Prime Minister Donald Tusk echoed that praise, but also warned of the dangers of forgetting the war's lessons.

"We meet here to remember who started the war, who was the culprit was, who the executioner in the war was, and who was the victim of this aggression," Tusk said.

"We meet here to remember this, because we Poles know that without this memory, honest memory about the truth, about the sources of World War II, Poland, Europe and the world will not be safe.

"We remember because we know well that he who forgets, or he who falsifies history, and has power or will assume power, will bring unhappiness again, like 70 years ago."

With red and white Polish flags fluttering in the breeze, those gathered then placed wreathes at the foot of the monument to the defenders of Westerplatte as an honor guard looked on.

The ceremony began at 2.45am— the exact hour on Sept. 1, 1939 that the German battleship Schleswig-Holstein shelled a tiny Polish military outpost on Westerplatte, where the Polish navy's arsenal was housed, in the war's opening salvo.

Within less than a month Poland was overwhelmed by the Nazi blitzkrieg from the west, and an attack from the east by forces from the Soviet Union, which had signed a pact with Hitler's Germany.

It was the beginning of more than five years of war that would engulf the world and see more than 50 million people slaughtered as the German war machine rolled over Europe.

Poland alone lost some 6 million citizens — 3 million of them Jews — and more than half its national wealth in destroyed factories, torched museums, libraries and villages. During the Nazi occupation, the country was also to be used as base for the occupying Nazis' genocide machinery, home to Auschwitz, Majdanek, Sobibor and other death camps built for the annihilation of Europe's Jews.

At the height of the war, the European theater stretched from North Africa to the outskirts of Moscow, and pitted Germany and its allies, including Italy, against Britain, France, the Soviet Union and the United States, along with a host of other countries, including Polish forces in exile.

The war in Europe ended on May 8, 1945, with Germany's unconditional surrender.

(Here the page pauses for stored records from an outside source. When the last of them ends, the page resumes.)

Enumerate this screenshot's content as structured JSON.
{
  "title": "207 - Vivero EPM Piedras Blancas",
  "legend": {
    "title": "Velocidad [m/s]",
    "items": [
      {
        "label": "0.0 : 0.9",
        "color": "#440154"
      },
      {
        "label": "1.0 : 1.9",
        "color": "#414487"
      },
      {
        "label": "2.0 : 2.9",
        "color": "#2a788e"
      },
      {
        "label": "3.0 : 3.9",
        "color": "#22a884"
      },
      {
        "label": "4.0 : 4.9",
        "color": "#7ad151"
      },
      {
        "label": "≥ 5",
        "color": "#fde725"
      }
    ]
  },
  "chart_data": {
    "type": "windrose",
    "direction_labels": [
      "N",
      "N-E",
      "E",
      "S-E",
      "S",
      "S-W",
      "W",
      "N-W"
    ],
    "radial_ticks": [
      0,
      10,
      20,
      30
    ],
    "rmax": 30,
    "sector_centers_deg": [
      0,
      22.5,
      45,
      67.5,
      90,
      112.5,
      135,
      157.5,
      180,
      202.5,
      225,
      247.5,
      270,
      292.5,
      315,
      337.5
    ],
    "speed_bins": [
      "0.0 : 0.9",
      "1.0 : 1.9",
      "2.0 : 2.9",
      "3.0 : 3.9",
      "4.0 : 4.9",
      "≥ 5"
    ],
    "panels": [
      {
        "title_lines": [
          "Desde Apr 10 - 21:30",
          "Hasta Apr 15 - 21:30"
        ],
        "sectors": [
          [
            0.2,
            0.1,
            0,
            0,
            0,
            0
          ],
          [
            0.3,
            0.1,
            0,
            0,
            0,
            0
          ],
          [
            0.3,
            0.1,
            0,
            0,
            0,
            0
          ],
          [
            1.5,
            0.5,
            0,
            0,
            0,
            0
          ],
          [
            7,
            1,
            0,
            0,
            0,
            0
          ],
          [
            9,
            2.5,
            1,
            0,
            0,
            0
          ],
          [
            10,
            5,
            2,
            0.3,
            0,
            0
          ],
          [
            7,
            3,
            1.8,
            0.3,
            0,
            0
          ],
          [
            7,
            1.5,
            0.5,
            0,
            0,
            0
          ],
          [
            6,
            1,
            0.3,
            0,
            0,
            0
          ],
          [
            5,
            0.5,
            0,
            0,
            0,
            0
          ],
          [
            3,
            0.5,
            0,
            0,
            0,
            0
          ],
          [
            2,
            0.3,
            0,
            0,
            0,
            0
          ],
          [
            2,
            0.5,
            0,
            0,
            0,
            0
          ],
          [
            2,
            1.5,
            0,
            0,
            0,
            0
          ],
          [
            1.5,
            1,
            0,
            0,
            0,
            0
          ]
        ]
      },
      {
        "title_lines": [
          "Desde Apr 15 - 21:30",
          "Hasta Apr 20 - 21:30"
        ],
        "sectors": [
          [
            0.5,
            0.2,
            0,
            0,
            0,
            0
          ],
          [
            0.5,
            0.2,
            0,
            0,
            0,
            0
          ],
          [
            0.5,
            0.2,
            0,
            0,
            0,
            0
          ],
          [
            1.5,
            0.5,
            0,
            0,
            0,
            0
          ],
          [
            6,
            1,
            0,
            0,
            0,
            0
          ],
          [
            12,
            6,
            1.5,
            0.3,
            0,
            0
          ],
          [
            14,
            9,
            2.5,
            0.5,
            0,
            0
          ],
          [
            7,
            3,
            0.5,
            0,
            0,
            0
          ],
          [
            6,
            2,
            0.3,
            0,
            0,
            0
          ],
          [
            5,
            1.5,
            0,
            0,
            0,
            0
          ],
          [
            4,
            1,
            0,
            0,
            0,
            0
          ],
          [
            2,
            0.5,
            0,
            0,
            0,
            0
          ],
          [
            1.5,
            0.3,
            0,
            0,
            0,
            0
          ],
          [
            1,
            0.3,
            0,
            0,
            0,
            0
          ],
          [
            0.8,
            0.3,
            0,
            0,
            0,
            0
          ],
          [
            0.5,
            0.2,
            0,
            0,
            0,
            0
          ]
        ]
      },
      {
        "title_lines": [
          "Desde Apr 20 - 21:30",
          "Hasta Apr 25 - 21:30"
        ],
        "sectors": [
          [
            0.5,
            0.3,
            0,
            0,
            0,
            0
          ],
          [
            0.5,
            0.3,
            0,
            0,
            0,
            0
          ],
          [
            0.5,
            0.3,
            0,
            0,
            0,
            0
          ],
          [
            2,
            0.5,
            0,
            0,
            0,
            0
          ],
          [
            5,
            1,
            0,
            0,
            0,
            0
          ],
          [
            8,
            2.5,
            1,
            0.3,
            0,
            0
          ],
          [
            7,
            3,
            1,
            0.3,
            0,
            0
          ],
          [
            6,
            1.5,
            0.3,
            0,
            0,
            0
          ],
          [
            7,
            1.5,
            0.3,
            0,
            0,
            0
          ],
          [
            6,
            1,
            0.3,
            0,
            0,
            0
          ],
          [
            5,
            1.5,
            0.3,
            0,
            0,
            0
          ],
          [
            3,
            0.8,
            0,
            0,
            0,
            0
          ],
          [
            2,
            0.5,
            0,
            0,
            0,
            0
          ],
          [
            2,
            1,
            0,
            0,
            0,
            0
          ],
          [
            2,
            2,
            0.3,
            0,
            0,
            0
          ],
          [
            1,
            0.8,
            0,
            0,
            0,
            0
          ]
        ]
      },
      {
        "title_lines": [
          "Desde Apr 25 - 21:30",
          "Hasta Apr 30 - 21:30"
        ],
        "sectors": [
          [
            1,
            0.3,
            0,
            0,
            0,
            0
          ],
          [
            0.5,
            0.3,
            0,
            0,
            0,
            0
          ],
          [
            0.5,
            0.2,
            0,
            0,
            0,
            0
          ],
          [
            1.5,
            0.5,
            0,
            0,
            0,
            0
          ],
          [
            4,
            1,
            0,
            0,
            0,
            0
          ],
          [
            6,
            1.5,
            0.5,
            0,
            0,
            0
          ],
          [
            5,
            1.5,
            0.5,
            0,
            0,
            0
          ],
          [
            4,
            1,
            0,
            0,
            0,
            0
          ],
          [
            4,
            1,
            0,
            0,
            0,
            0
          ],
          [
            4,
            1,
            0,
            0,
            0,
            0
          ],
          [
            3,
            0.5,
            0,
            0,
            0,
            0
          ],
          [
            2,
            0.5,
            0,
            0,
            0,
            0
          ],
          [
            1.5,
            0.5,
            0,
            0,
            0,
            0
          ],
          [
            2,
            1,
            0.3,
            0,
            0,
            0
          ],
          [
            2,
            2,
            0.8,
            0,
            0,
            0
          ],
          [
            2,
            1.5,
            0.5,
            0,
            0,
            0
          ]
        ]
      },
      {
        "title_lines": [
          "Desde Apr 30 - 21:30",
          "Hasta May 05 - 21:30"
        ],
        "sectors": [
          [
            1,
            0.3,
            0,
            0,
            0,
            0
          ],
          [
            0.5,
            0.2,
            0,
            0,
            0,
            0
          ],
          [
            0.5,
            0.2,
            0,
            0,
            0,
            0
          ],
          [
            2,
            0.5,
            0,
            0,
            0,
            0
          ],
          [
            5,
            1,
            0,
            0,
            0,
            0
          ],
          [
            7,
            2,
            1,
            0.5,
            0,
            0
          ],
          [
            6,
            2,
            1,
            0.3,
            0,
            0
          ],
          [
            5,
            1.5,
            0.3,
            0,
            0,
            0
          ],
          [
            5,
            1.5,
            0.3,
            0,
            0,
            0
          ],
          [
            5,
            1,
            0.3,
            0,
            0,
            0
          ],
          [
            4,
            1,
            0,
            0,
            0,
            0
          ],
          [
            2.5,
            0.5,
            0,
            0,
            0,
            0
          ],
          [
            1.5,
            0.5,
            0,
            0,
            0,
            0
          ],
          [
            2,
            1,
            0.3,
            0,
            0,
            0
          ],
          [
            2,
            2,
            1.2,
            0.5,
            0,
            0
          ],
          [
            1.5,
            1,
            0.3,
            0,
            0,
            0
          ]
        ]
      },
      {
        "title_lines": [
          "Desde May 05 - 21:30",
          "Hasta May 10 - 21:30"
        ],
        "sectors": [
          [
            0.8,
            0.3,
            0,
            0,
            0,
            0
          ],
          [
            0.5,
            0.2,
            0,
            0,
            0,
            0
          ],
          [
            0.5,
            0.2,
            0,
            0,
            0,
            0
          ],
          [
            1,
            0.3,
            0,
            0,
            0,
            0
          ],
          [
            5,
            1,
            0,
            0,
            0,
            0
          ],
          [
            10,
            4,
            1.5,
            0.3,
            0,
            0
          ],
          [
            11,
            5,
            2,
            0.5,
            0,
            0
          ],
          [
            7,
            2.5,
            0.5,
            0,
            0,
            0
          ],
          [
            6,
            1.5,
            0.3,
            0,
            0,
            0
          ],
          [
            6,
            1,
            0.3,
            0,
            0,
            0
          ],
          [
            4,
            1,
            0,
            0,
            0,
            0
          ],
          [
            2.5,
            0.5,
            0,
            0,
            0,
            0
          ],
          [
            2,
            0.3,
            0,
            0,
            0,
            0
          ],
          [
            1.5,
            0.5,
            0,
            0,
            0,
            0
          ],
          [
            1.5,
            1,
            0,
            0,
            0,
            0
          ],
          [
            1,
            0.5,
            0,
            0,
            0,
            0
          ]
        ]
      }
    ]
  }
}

Later in the day, around 20 European leaders and officials including German Chancellor Angela Merkel, Russian Prime Minister Vladimir Putin, French Premier Francois Fillon and British Foreign Secretary David Miliband, will take part in a larger service on Westerplatte.

The US will be represented by National Security Adviser James Jones. The delegation, which is lower ranking that of most European nations, has disappointed some in Poland who view Washington as a close and historic ally.

But the presence of Merkel and Putin — the leaders of the countries that invaded Poland in the fall of 1939 — has sparked the most interest in Poland.

Warsaw enjoys generally warm ties with Germany, and Merkel welcomed her invitation to the events, pointing to it a "signal of reconciliation" between the two countries. Both are members of the European Union.

She called Sept. 1 is "a day of mourning for the suffering" that Nazi Germany brought on Europe and of "remembrance of the guilt Germany brought upon itself" by starting the war.

Poland's relations with Russia, meanwhile, remain tense.

But in a letter to Poles published in the Polish daily Gazeta Wyborcza on the eve of the anniversary, Putin called for "joint grief and forgiveness" in the hope that "Russian-Polish relations will sooner or later reach such a high level of true partnership," as Russian-German ties.